L’ambiente del collegio sembra essere comunque tranquillo, nonostante si svuoti perché i compagni algerini se ne tornano a casa il fine settimana:
“Sono bravo in tutte le materie, sono con i migliori. Sono con i migliori perché sono molto interessato allo studio e non ci sono molte difficoltà. E’ una vita particolare quella dello studente. Quando entro in classe mi scordo di tutto, siamo interessati da quello che succede in classe. Perché il sabato e la domenica gli altri studenti tornano alla loro famiglia, giocano e fanno cose, e noi rimaniamo a scuola per lavare e fare altre cose. Sì, va tutto bene e non ci sono stati problemi nella mia vita da studente…ero molto felice.”
Il collegio rappresenta anche l’ambiente in cui maschi e femmine condividono tutto, a parte i dormitori.
La cosa non sembra turbare Rachid, quando gli chiedo se l’avesse trovato strano:
“No, è normale. Qualche volta sono allo stesso tavolo con una ragazza per studiare ed è normale, non è niente”
Considerato che il rapporto tra i sessi è più rigido durante l’adolescenza, è comprensibile la ritrosia dei genitori a lasciare partire le figlie.
L’università
La situazione dello studente cambia radicalmente durante il periodo universitario. In questo caso la decisione del Ministero dell’Educazione e dell’Istruzione fu quella di adattarsi al sistema di valutazione algerino, che assegna la possibilità di accedere alle varie facoltà in base al punteggio di uscita dal collegio. Rachid aveva scelto traduzione e – visto che a Sidi Bel Abbes non c’era l’università – si era spostato a Béchar, nella regione nord occidentale dell’Algeria. La condizione di studente universitario è completamente diversa da quella di studente del collegio:
“Hai molta più libertà di tornare nei campi dei rifugiati, di andare in altre città in Algeria, per fare molte cose. Quando sei molto piccolo non ti lasciano andare da solo perché è pericoloso, all’università hai i trasporti e tutto.

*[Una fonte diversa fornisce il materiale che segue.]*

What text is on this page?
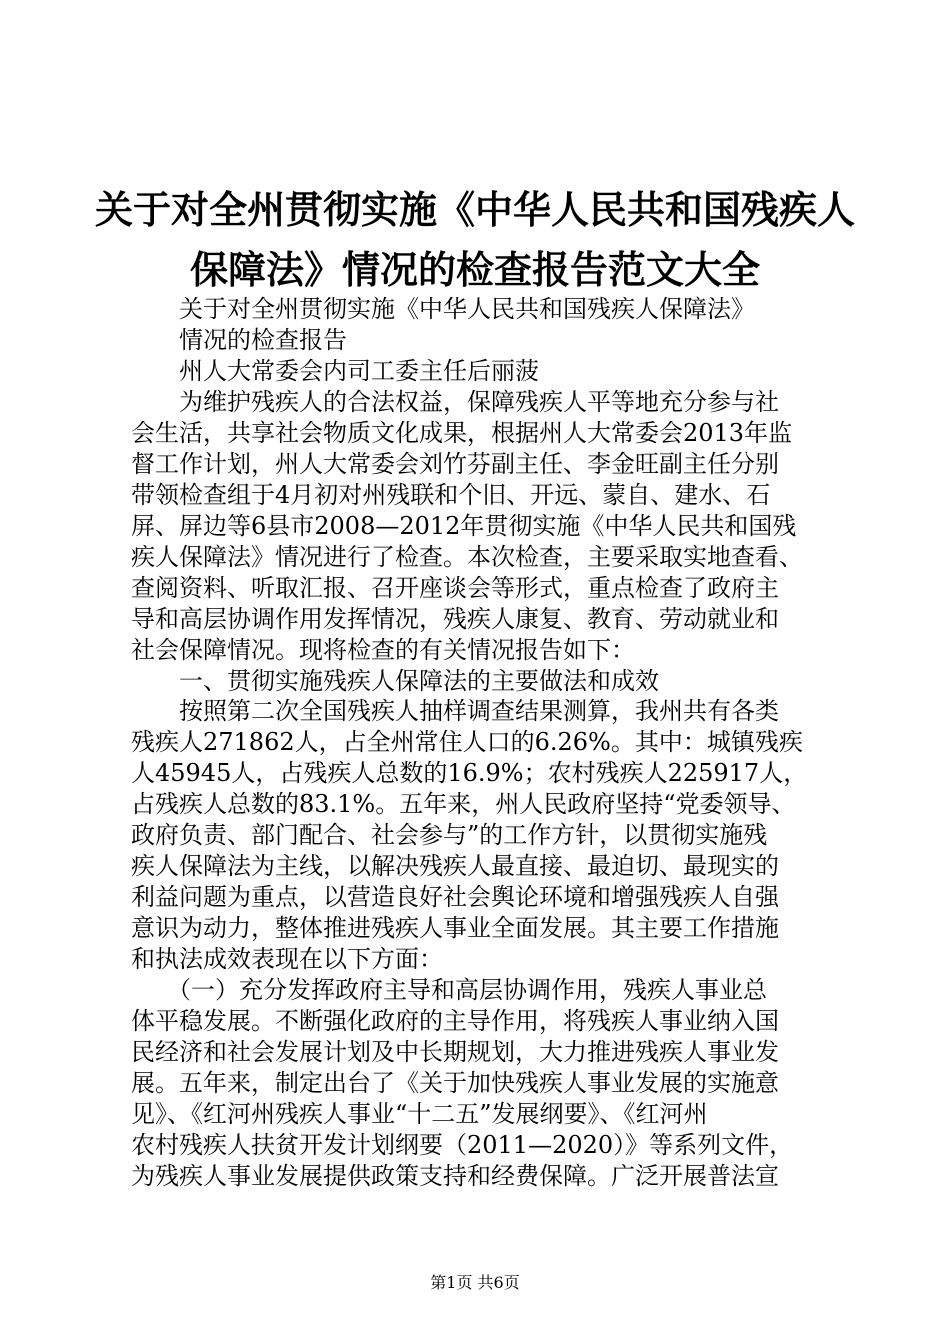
关于对全州贯彻实施《中华人民共和国残疾人
保障法》情况的检查报告范文大全
　　关于对全州贯彻实施《中华人民共和国残疾人保障法》
　　情况的检查报告
　　州人大常委会内司工委主任后丽菠
　　为维护残疾人的合法权益，保障残疾人平等地充分参与社
会生活，共享社会物质文化成果，根据州人大常委会2013年监
督工作计划，州人大常委会刘竹芬副主任、李金旺副主任分别
带领检查组于4月初对州残联和个旧、开远、蒙自、建水、石
屏、屏边等6县市2008—2012年贯彻实施《中华人民共和国残
疾人保障法》情况进行了检查。本次检查，主要采取实地查看、
查阅资料、听取汇报、召开座谈会等形式，重点检查了政府主
导和高层协调作用发挥情况，残疾人康复、教育、劳动就业和
社会保障情况。现将检查的有关情况报告如下：
　　一、贯彻实施残疾人保障法的主要做法和成效
　　按照第二次全国残疾人抽样调查结果测算，我州共有各类
残疾人271862人，占全州常住人口的6.26%。其中：城镇残疾
人45945人，占残疾人总数的16.9%；农村残疾人225917人，
占残疾人总数的83.1%。五年来，州人民政府坚持“党委领导、
政府负责、部门配合、社会参与”的工作方针，以贯彻实施残
疾人保障法为主线，以解决残疾人最直接、最迫切、最现实的
利益问题为重点，以营造良好社会舆论环境和增强残疾人自强
意识为动力，整体推进残疾人事业全面发展。其主要工作措施
和执法成效表现在以下方面：
　　（一）充分发挥政府主导和高层协调作用，残疾人事业总
体平稳发展。不断强化政府的主导作用，将残疾人事业纳入国
民经济和社会发展计划及中长期规划，大力推进残疾人事业发
展。五年来，制定出台了《关于加快残疾人事业发展的实施意
见》、《红河州残疾人事业“十二五”发展纲要》、《红河州
农村残疾人扶贫开发计划纲要（2011—2020）》等系列文件，
为残疾人事业发展提供政策支持和经费保障。广泛开展普法宣
第1页 共6页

[…] All’università hai molto tempo di andare e tornare.
[…] L’università non è come il collegio. E’ diverso perché qui ci sono due persone per camera, nel collegio qualche volta si arrivava a venti in una grande stanza con letti a castello. All’università in due, con la TV, con internet e altra gente.
Puoi viaggiare di più, andare, visitare altre città in Algeria, perché sei maggiorenne quindi puoi fare più cose. Quando sei in collegio no, le fai solo con i responsabili. All’università non ci sono responsabili, ecco la differenza, non ci sono responsabili.”
La prima differenza che Rachid nota è la maggiore possibilità di tornare nei campi dei rifugiati; la seconda sono le condizioni materiali: i Saharawi non vivono più in gruppo e la quotidianità non è più comunitaria. Tv e internet sono dei lussi nei campi e Rachid – più avanti nell’intervista – ne sentirà la mancanza al ritorno a casa. La differenza più importante è l’assenza dei responsabili. Oltre che per ragioni logistiche – sarebbe impossibile assegnare due funzionari per ogni città universitaria in cui abitano degli studenti Saharawi – si ritiene maturo un percorso di studi che nei campi non può trovare il giusto spazio. Vista l’assenza di posti di lavoro infatti, gli studenti si devono abituare alla possibilità di dover vivere all’estero autonomamente, sperimentando quel “doppio esilio” imposto dalle condizioni storiche ed economiche. Ognuno di questi sarà veramente un “ambasciatore” saharawi nel mondo, formando network e cercando di sensibilizzare l’opinione pubblica internazionale in merito alle vicende del Sahara Occidentale. Alla domanda “perché non hai fatto il servizio militare?” Rachid mi risponde in maniera estremamente pertinente:
“Perché dopo il 1991 per il Fronte Polisario cambiò strategia. Dopo il 1991 c’è un altro sguardo sulla situazione politica. Abbiamo bisogno di dottori, di gente che conosca l’informatica, che studi le costituzioni, le costituzioni per il Sahara Occidentale, è chiaro? Dopo il 1991 cambiò il sistema. E’ un altro mondo da quando eravamo in guerra con il Marocco. Dopo il 1991 cambiò il sistema, cambiò il mondo, cambiarono le parole delle armi e tutto il resto. Ora bisogna conoscere le lingue, saper utilizzare l’informatica e molte altre cose perché ne abbiamo bisogno per costruire la nostra costituzione. Dobbiamo conoscere molte cose perché la gente negli altri paesi in Europa, in Africa, in Asia e in America Latina conosca la causa del Sahara Occidentale. Quindi dopo il 1991 non è più obbligatorio entrare nel servizio militare, cioè è come vuoi tu, se vuoi andare vai, altrimenti no.”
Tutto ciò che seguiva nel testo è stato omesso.